MONACA, Pa. — Sen. Barack Obama, confronting ongoing questions about inflammatory sermons delivered by his former pastor, announced Monday he will deliver a “major address” on race and politics in Philadelphia today in an attempt to move beyond the controversy.

Obama has been struggling to deal with the comments of Rev. Jeremiah Wright for several days, since videotaped sermons surfaced in which Wright said, among other things, that blacks should sing “God Damn America” instead of “God Bless America.”

Obama pointedly ended a speech at a community college in western Pennsylvania on Monday morning with the words “God Bless America” — an uncharacteristic closing for him.

At a press conference later, he repeated condemnations he made of Wright’s remarks shortly after the videos were widely broadcast last week. But he also said “the caricature that is being painted of him [Wright] is not accurate.”

Obama has portrayed Wright as a close spiritual adviser, crediting Wright with leading him from a secular lifestyle to church membership and taking the title of his book “The Audacity of Hope” from one of Wright’s sermons. Obama has been involved with Trinity United Church of Christ in Chicago, where Wright was pastor until his recent retirement, for nearly two decades. Wright presided at Obama’s marriage to his wife, Michelle, and baptized both of their daughters.

Obama has put himself forward as a candidate who can move beyond America’s racial divisions, and the controversy over Wright has challenged that image.

Throughout his campaign, Obama has directly addressed race only on rare occasions and sought to prevent his campaign from being consumed by the topic.

Aides said Obama’s decision to deliver a speech on the subject was driven by the Wright controversy, as well as other developments that have heightened attention to racial issues. Those include recent comments by Geraldine Ferraro, the Democrats’ unsuccessful 1984 vice presidential candidate, suggesting that voters and the media were giving Obama a race-based affirmative-action break at the expense of Hillary Clinton, as well as a racially polarized vote in the Mississippi primary.

After performing well with white voters in early contests and winning over white voters in high-profile primaries in Wisconsin and Virginia, Obama has recently faltered with white voters, particularly the white working-class voters who are a core constituency of the Democratic Party.

“It was a good time, the right time to talk about the issue of race, politics and how we bring our country together,” said David Axelrod, Obama’s chief strategist.

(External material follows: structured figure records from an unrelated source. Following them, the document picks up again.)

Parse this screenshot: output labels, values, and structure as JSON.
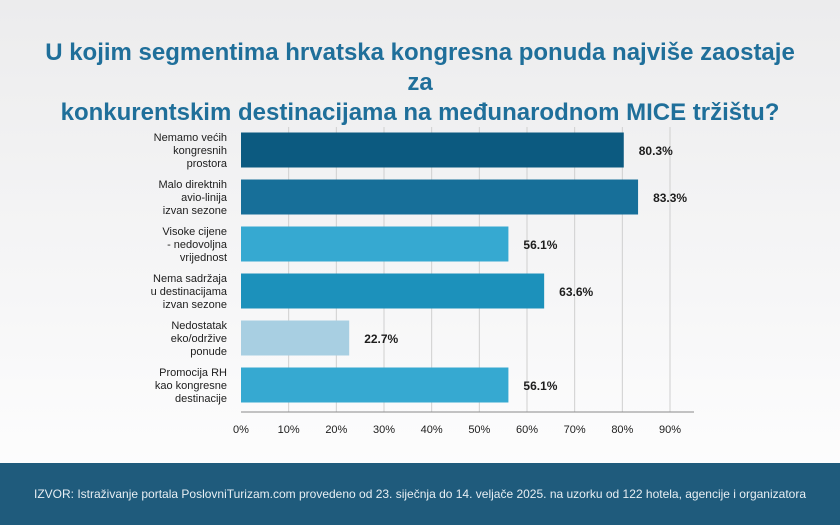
{
  "title": {
    "line1": "U kojim segmentima hrvatska kongresna ponuda najviše zaostaje za",
    "line2": "konkurentskim destinacijama na međunarodnom MICE tržištu?"
  },
  "footer": {
    "source": "IZVOR: Istraživanje portala PoslovniTurizam.com provedeno od 23. siječnja do 14. veljače 2025. na uzorku od 122 hotela, agencije i organizatora"
  },
  "chart_data": {
    "type": "bar",
    "orientation": "horizontal",
    "categories": [
      [
        "Nemamo većih",
        "kongresnih",
        "prostora"
      ],
      [
        "Malo direktnih",
        "avio-linija",
        "izvan sezone"
      ],
      [
        "Visoke cijene",
        "- nedovoljna",
        "vrijednost"
      ],
      [
        "Nema sadržaja",
        "u destinacijama",
        "izvan sezone"
      ],
      [
        "Nedostatak",
        "eko/održive",
        "ponude"
      ],
      [
        "Promocija RH",
        "kao kongresne",
        "destinacije"
      ]
    ],
    "values": [
      80.3,
      83.3,
      56.1,
      63.6,
      22.7,
      56.1
    ],
    "value_labels": [
      "80.3%",
      "83.3%",
      "56.1%",
      "63.6%",
      "22.7%",
      "56.1%"
    ],
    "bar_colors": [
      "#0c5a80",
      "#176f99",
      "#36a9d1",
      "#1c91bb",
      "#a8cfe2",
      "#36a9d1"
    ],
    "xlim": [
      0,
      90
    ],
    "ticks": [
      0,
      10,
      20,
      30,
      40,
      50,
      60,
      70,
      80,
      90
    ],
    "tick_labels": [
      "0%",
      "10%",
      "20%",
      "30%",
      "40%",
      "50%",
      "60%",
      "70%",
      "80%",
      "90%"
    ],
    "grid": true,
    "legend": false
  },
  "colors": {
    "title": "#1f6f9a",
    "footer_bg": "#1f5b7c",
    "grid": "#cfcfcf",
    "axis": "#8a8a8a"
  }
}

Obama declined to answer a series of questions from reporters Monday regarding his understanding of Wright’s teachings on white America and why he chose Wright’s church as a source of moral guidance for his own family. But Obama said he would “absolutely” cover the questions in his speech.

In an interview with PBS’s “NewsHour” on Monday, Obama suggested that Wright’s tone in speaking of white America was partly a generational difference borne out of the bitter experiences of discrimination in an earlier era.

“When you look at somebody like a Rev. Wright who grew up in the ’50s or ’60s, his experience of race in this country is very different than mine,” Obama said in the PBS interview.

“We benefit from the difficult battles that were [taking] place,” Obama continued. “But I’m not sure that we benefit from continuing to perpetuate the anger and the bitterness that I think, at this point, serves to divide rather than bring us together.”

Axelrod said Obama would deliver a “very candid” and “personal” speech on race in America that would cover the controversy over Wright’s remarks but also address broader issues of race in America.